Natürlich gibt es auch andere Perspektiven – aber sind sie auch reizvoll? Schwarz-Grün zum Beispiel? Eine gemeinsame Friedens- und Flüchtlingspolitik sehe ich da noch nicht, auch wenn Marie-Luise Beck bereits die Osterweiterung der NATO bis zur russischen Grenze wünscht. Und eine gemeinsame Energiepolitik kann ich mir angesichts der CSU- Blockaden gegen Windkraftanlagen und neue Trassen auch nicht vorstellen. Oder sollen wir uns gar auf eine Große Koalition forever einrichten, im Bundestag wie im Rathaus?
Das ist wahrlich auch nicht gerade beflügelnd.

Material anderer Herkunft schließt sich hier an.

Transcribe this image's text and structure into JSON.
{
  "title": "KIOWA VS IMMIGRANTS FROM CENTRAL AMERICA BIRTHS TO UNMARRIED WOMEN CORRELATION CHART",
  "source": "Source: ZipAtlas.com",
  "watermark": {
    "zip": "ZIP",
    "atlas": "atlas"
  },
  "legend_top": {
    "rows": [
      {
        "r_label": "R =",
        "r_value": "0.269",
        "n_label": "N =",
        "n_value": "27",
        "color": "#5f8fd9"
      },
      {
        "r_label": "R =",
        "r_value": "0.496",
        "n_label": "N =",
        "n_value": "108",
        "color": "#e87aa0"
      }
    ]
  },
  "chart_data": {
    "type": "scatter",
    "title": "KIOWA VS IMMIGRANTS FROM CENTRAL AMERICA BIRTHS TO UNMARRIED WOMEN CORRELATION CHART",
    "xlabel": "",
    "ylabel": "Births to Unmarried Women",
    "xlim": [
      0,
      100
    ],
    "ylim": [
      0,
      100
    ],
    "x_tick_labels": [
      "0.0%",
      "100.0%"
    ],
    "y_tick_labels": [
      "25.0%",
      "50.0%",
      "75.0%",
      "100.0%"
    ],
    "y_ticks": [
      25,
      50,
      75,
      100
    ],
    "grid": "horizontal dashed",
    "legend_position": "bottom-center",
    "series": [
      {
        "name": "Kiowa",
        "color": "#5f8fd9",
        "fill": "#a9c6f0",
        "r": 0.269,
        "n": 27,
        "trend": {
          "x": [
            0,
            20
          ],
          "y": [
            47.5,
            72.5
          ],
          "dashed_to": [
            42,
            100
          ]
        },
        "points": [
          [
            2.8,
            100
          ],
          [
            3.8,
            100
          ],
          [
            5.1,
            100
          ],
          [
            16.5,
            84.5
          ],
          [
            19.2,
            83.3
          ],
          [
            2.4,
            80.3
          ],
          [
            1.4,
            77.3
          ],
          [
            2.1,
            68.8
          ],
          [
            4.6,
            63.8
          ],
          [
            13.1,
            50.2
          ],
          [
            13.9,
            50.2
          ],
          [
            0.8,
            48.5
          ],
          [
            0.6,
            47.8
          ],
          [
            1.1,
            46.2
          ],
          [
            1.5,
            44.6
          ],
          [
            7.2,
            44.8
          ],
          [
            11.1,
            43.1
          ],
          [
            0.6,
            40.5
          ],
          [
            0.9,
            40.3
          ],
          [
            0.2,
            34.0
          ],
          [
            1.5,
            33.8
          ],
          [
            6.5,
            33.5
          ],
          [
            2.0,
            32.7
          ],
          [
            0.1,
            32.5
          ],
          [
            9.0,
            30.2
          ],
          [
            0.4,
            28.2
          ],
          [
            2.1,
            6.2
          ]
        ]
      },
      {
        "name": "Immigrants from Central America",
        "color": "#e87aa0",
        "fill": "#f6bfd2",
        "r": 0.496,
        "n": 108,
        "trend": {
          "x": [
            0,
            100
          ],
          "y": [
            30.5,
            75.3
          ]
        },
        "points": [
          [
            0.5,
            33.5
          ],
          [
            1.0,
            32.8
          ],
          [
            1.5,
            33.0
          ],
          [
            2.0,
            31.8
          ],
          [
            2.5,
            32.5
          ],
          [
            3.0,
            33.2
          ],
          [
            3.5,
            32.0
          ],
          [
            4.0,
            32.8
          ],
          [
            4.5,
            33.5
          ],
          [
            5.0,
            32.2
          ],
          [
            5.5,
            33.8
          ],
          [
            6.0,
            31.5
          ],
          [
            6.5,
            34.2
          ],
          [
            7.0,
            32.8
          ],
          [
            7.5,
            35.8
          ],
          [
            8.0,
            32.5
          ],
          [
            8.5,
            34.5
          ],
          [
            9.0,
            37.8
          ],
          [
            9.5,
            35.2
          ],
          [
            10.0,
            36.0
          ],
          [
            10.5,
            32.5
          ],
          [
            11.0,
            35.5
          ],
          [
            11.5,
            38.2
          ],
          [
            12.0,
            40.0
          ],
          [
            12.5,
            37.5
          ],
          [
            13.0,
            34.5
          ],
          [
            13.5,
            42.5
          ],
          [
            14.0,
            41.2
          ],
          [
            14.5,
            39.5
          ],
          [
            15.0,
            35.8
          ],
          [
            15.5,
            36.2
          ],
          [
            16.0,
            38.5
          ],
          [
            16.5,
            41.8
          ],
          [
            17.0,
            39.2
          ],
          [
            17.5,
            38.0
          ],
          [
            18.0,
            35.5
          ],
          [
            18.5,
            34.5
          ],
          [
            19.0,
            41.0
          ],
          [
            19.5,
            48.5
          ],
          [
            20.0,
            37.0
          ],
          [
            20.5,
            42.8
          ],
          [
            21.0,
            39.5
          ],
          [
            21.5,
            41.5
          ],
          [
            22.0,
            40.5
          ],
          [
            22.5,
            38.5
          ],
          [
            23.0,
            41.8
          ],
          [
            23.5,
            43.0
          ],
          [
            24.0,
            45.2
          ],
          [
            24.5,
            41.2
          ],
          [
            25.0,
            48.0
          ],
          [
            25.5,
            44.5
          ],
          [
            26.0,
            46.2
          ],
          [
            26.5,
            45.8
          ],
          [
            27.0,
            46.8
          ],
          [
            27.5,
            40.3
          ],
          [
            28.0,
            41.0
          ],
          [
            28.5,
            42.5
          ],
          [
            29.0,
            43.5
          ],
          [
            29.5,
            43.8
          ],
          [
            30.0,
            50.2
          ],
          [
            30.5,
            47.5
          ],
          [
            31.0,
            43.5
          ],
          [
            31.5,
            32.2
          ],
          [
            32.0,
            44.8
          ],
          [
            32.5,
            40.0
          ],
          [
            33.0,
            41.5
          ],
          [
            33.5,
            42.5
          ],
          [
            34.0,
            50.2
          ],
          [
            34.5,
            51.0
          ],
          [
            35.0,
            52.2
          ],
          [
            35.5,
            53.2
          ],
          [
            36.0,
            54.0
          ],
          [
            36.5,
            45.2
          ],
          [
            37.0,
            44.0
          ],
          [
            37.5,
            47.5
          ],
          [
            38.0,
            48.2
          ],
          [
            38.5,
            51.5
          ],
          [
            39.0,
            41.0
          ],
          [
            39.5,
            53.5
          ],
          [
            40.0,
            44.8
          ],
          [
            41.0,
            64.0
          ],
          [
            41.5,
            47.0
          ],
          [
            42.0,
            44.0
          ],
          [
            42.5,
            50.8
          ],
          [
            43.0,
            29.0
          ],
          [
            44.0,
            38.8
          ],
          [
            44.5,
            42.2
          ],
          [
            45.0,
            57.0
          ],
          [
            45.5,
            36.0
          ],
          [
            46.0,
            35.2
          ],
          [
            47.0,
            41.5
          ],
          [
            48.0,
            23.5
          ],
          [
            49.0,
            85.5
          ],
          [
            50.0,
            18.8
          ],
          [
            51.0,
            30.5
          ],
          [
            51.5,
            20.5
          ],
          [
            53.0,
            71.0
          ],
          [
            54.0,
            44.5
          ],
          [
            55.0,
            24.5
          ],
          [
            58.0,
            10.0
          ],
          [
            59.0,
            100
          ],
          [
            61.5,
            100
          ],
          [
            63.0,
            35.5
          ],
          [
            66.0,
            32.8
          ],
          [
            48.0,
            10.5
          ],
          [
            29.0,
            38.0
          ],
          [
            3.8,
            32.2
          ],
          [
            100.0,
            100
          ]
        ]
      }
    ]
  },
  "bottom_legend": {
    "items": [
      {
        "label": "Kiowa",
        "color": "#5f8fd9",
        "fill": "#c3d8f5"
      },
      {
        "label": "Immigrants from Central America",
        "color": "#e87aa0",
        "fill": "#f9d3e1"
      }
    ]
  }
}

Nein, es ist schon so, wie ich bei eurem Geburtstagsfest in der Muffathalle sagte: Ehegatten sollten sich nach einem Scheidungsverfahren nicht nachweinen, als ob jetzt das Leben vorbei wäre, sie sollten den verlorenen Partner aber auch nicht dämonisieren, weil sie damit auch das eigene Leben schlecht machen würden, sondern zunächst einmal jeweils ihr eigenes Ding machen und ein späteres Zusammenwirken nicht ausschließen. Und wie die Grünen „ihr eigenes Ding“ machen können, haben sie in der Amtszeit von Katharina Schulze und Sebastian Weisenburger gleich zweimal bewiesen, nicht nur ohne uns, sondern sogar gegen uns von der SPD: bei den Bürgerbegehren gegen die Dritte Startbahn und die Olympia-Bewerbung. Ich sage als Unterlegener in diesen Konflikten: Respekt!
Mit bestem Dank für die gute Zusammenarbeit nach 1990 – das war immerhin der größere Teil eurer „Lebenszeit“.
Euer Altoberbürgermeister Christian Ude
(Kein Spott! Schließlich gehört ihr jetzt auch unumstößlich zu den bundesdeutschen „Altparteien“.)